At midnight I hear a creaking coming from the closet and when I open it, she’s there on the floor. Wild eyed lying belly up like a dead cockroach. Her jaw twitches. I drag her out by the ankle. 

  “There’s something very wrong with you,” I say. I point the pliers at her face. The steel glitters in the overhead light. 
  “Yes,” she spits the bloodied gauze out of her mouth. “There’s something very wrong with you.” 
  “That might be true,” I say. 
  “Put the pliers down,” she says.
  “I’ll put them down when I damn well please!” I say. 

“Are you alright?” A new voice. The neighbor stands at my open front door. Her lower face is hidden by a blue surgical mask, and her eyes are underlined in lovely bruise colored circles. The me on the floor and the me with the pliers are both surprised to see another human peering into our world. 

  “What?” We ask in unison.
  “Alice? Are you alright?” 

I look down to ask if I’m alright, but I’ve vanished. Like that! I’m gone.  

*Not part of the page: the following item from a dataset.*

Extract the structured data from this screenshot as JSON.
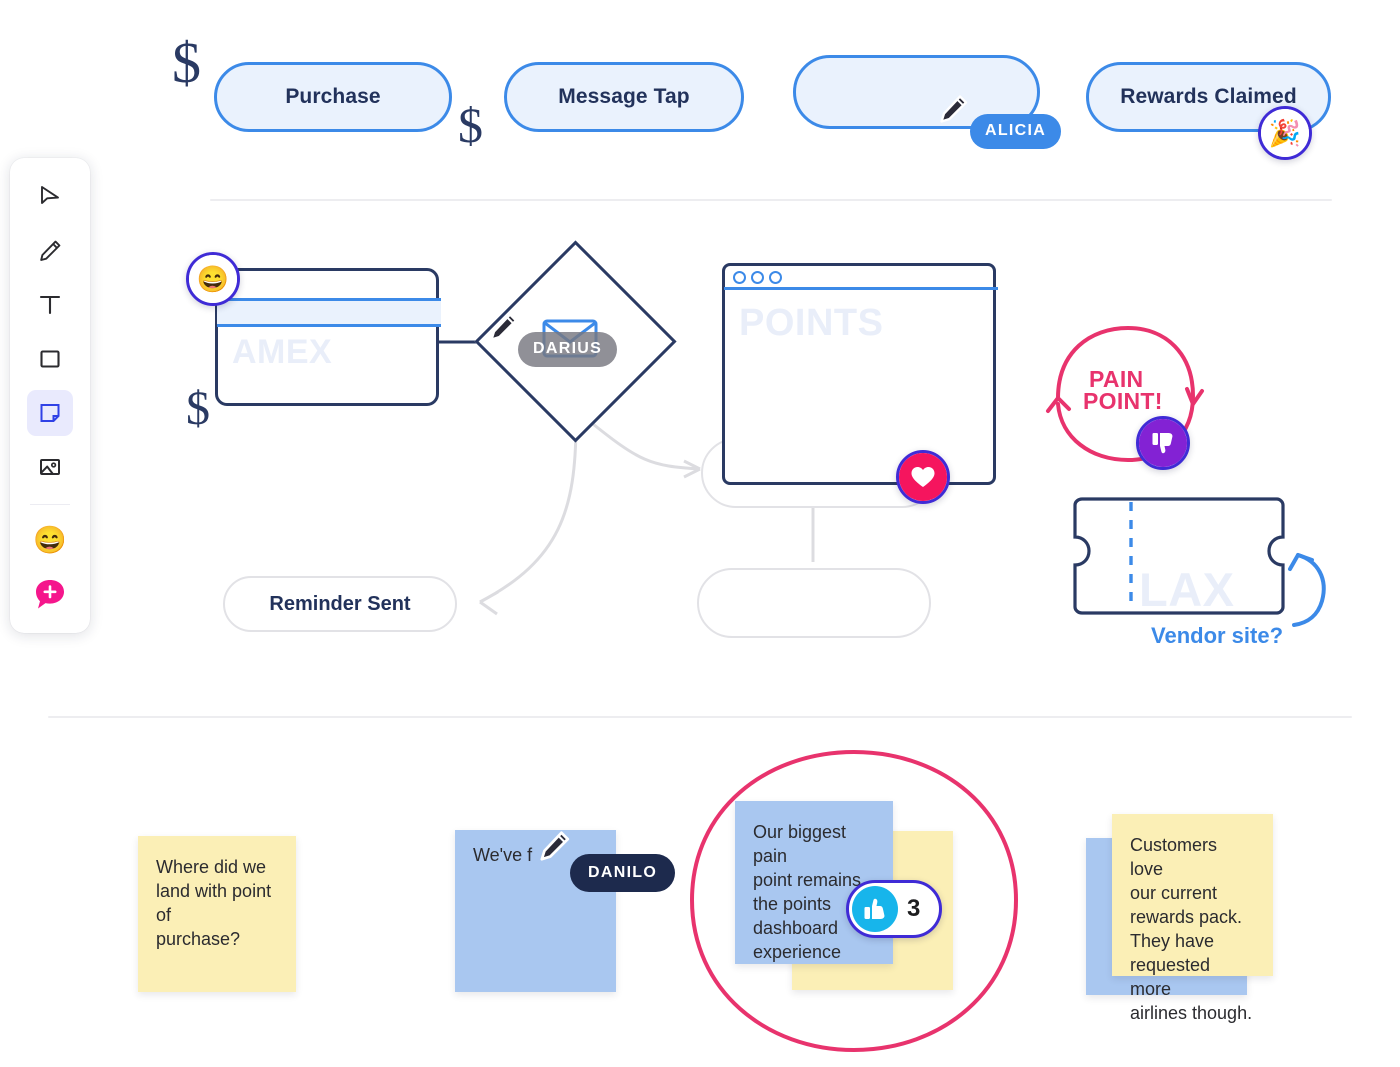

And now, the pliers seem to have melted into my hand. The blue rubber handles have fused with my blotchy skin. The sharp tips grow from my palm like an extra set of bloody steel fingers. The neighbor pulls her phone from her pocket. But! Who do you call? Who do you call? 

  “I’m calling for help,” she says, voice muffled under her mask. 

My mouth feels full of tangy liquid metal, and when I attempt to swallow it, I start to gag. With my free hand I press my t-shirt against my mouth to soak up the blood. I find the source. My canine’s been yanked right out and the hole it’s left is gushing. 

I violently try to shake the pliers out of my hand. With each shake they loosen from my grip, until the blue rubber unglues itself from my tingling palms and I’m finally free. The pliers slide across the wooden floor towards my neighbor’s feet. The sound is a pleasant dragging away. Crisp as scissors through wrapping paper. 

I check my sweatpants pocket where my tooth’s hidden. The jagged root stabs my palm. I release it before it breaks the skin.